`nltk` and other useful python libraries
----------------------
Lecture notebook for CSCI 3832, Spring 2020, Lecture 3, 1/17/2020.

(See the Getting Started/Python module on Canvas for more info on Jupyter Notebooks and python. We'll be using python 3 in this class.)


- [`nltk`](https://www.nltk.org/) is a useful python library that has many NLP tools built in. It's a great tool to use to get the hang of things and to explore NLP. We'll be using it for exploratory examples. You are **not** allowed to use `nltk` for your homework assignments.
- [`collections`](https://docs.python.org/3/library/collections.html) is a python module (built-in) that provides fancier (and sometimes more useful) data structures for you to use. `Counter` and `defaultdict` are particularly useful.
- [`matplotlib.pyplot`](https://matplotlib.org/3.1.1/api/_as_gen/matplotlib.pyplot.html) is a useful subset of the `matplotlib` library, which lets us graph things! It has a simpler interface in general than `matplotlib` as a whole.
- others, which we'll see later in class

In [1]:
import collections
import matplotlib.pyplot as plt
import nltk
#nltk.download("punkt")  # you may need to do this if this is your first time running nltk

# so that graphs will show up in this notebook (so that we can see them)
%matplotlib inline 

In [2]:
# Function to read in a file in the format:
# freq type
# into a distionary
def record_freqs(file):
    lex_freqs = {}
    with open(file, "r") as f:
        for line in f:
            count, word = line.strip().split()
            lex_freqs[word] = int(count)
    return lex_freqs

In [3]:
freqs = record_freqs("shakes_freqs.txt")

In [4]:
# what is the size of our vocabulary? 
print("vocab size:", len(freqs))

vocab size: 23526


In [5]:
# what about the number of tokens?

# added between lecture 3 & lecture 4
num_tokens = sum(freqs.values())
print("num tokens:", num_tokens)

num tokens: 926286


In [6]:
# what is the size of our vocabulary if we used nltk?
f = open("shakesdown.txt", "r")
content = f.read()
f.close()

In [7]:
tokens = nltk.word_tokenize(content)

In [8]:
print("num tokens:", len(tokens))
print("vocab size:",len(set(tokens)))

num tokens: 1110213
vocab size: 29495


In the end, we won't want to be dealing with lists of strings for words.

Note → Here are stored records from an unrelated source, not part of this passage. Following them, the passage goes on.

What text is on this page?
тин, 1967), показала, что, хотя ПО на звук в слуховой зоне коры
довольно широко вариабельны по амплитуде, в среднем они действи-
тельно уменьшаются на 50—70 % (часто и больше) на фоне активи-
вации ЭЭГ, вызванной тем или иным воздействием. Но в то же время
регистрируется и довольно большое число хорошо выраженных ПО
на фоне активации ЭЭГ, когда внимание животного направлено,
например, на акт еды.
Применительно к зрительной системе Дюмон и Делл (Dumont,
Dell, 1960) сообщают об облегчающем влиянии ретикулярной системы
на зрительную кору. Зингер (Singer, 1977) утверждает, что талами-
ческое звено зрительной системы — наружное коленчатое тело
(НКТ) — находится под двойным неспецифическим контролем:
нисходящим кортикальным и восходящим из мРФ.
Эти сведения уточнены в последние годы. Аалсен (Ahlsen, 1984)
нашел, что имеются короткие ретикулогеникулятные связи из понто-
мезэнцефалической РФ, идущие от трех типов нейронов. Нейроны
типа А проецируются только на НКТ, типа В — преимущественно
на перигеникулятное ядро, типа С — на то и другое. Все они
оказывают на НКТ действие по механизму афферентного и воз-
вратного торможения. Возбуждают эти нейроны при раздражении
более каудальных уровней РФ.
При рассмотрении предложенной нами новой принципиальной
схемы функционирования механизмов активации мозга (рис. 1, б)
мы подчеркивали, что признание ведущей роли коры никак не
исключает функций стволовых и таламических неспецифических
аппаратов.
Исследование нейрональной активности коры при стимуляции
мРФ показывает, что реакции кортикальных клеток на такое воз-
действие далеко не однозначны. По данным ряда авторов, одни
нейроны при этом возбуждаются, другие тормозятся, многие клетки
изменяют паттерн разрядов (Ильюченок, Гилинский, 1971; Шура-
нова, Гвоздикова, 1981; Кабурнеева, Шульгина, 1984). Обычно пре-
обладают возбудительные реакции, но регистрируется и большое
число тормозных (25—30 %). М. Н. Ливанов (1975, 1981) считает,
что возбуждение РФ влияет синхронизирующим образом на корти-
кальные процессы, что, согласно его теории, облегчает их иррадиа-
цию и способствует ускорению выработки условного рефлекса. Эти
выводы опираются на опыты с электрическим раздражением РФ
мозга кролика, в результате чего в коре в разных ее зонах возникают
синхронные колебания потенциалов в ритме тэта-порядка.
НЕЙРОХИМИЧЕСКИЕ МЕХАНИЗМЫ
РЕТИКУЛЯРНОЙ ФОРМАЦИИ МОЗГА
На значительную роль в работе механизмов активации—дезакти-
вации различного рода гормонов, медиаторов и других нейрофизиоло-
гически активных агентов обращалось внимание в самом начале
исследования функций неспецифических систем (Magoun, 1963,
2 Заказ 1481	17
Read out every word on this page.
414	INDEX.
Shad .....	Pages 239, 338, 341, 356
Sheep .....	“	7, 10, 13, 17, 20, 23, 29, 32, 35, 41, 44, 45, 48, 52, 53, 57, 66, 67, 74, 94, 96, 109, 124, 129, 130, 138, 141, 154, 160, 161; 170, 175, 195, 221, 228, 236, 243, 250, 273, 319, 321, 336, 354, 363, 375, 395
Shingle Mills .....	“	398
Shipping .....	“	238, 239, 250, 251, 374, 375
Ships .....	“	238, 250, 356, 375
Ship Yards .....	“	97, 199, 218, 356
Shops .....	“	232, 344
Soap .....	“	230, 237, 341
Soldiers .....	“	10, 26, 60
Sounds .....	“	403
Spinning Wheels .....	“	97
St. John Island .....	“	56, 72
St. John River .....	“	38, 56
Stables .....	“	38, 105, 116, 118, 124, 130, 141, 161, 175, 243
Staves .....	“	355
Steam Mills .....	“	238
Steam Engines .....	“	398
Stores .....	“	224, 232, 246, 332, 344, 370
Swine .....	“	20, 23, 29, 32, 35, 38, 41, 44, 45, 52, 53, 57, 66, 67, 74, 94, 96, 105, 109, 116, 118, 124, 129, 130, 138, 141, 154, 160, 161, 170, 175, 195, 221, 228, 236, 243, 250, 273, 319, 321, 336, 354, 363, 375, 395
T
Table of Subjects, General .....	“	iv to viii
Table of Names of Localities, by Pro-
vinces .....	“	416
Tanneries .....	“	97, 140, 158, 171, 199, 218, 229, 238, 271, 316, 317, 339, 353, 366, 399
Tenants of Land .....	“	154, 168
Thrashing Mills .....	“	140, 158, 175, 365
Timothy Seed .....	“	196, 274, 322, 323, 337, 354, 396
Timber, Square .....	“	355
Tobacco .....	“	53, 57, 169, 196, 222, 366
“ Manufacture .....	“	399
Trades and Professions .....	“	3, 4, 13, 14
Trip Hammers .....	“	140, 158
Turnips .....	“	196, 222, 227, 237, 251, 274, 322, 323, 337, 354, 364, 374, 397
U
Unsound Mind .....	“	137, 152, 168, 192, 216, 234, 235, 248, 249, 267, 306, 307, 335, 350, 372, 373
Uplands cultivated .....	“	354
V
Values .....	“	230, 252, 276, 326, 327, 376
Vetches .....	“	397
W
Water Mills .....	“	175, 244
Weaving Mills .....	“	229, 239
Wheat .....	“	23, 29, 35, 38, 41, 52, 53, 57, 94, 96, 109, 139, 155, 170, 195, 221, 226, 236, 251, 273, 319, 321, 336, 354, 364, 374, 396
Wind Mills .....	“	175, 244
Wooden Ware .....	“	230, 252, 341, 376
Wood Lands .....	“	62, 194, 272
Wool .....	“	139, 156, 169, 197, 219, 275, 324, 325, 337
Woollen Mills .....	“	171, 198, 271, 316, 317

Mapping elements of the vocabulary to integers is going to be more efficient. So we'll create a new dictionary that maps words (as strings) to integers. Anything that we need to know about a word (like its part of speech) we'll associate with its integer index. We'll use defaultdict to do that.

In [4]:
word2index = collections.defaultdict(lambda: len(word2index))

In [7]:
# we'll be updating our lexicon on 1/22 here
#len(word2index)
UNK = word2index["<UNK>"]
print(UNK)
print(word2index["<UNK>"])

0
0


To create a lexicon, we'll set an threshold for membership in the vocab. If you're above some frequency in the training data, you're in. Let's set it to 2 for Shakespeare.

In [8]:
threshold = 2

In [9]:
lexicon = [word2index[word] for word, freq in freqs.items() if freq > threshold]

In [10]:
lexicon[:10]

[1, 2, 3, 4, 5, 6, 7, 8, 9, 10]

In [11]:
# what does this number tell us?
len(word2index)

11655

In [12]:
# what does the number that gets printed out here tell us?
word2index["horatio"]

# added between lecture 3 & 4: how can we know how many times horatio occurs?
print(freqs["horatio"])

47


In [13]:
# we'll be updating our lexicon on 1/22 here
word2index = collections.defaultdict(lambda: UNK, word2index)

In [14]:
# let's create a reverse dictionary of the one above
index2word = { index:word for word, index in word2index.items()}

In [15]:
test1 = "to be or not to be that is the question"

In [16]:
# how do we get the indexes for these words out of our original lexicon?
# to be finished weds 1/22!
split = test1.split()
for word in split:
    print(word2index[word])



4
19
45
13
4
19
9
11
1
693


In [18]:
# what about converting a list of indices into a list of words?
indices = [1, 2, 3, 100, 375, 4443]
for ind in indices:
    print(index2word[ind])

the
and
i
some
cleopatra
extremes


In [20]:
# let's look at a trickier test sentence
test2 = "i went to the cinema today"
split = test2.split()
for word in split:
    print(word2index[word])
    print(index2word[word2index[word]])

3
i
995
went
4
to
1
the
0
<UNK>
3040
today


In [22]:
index2word[0]

'the'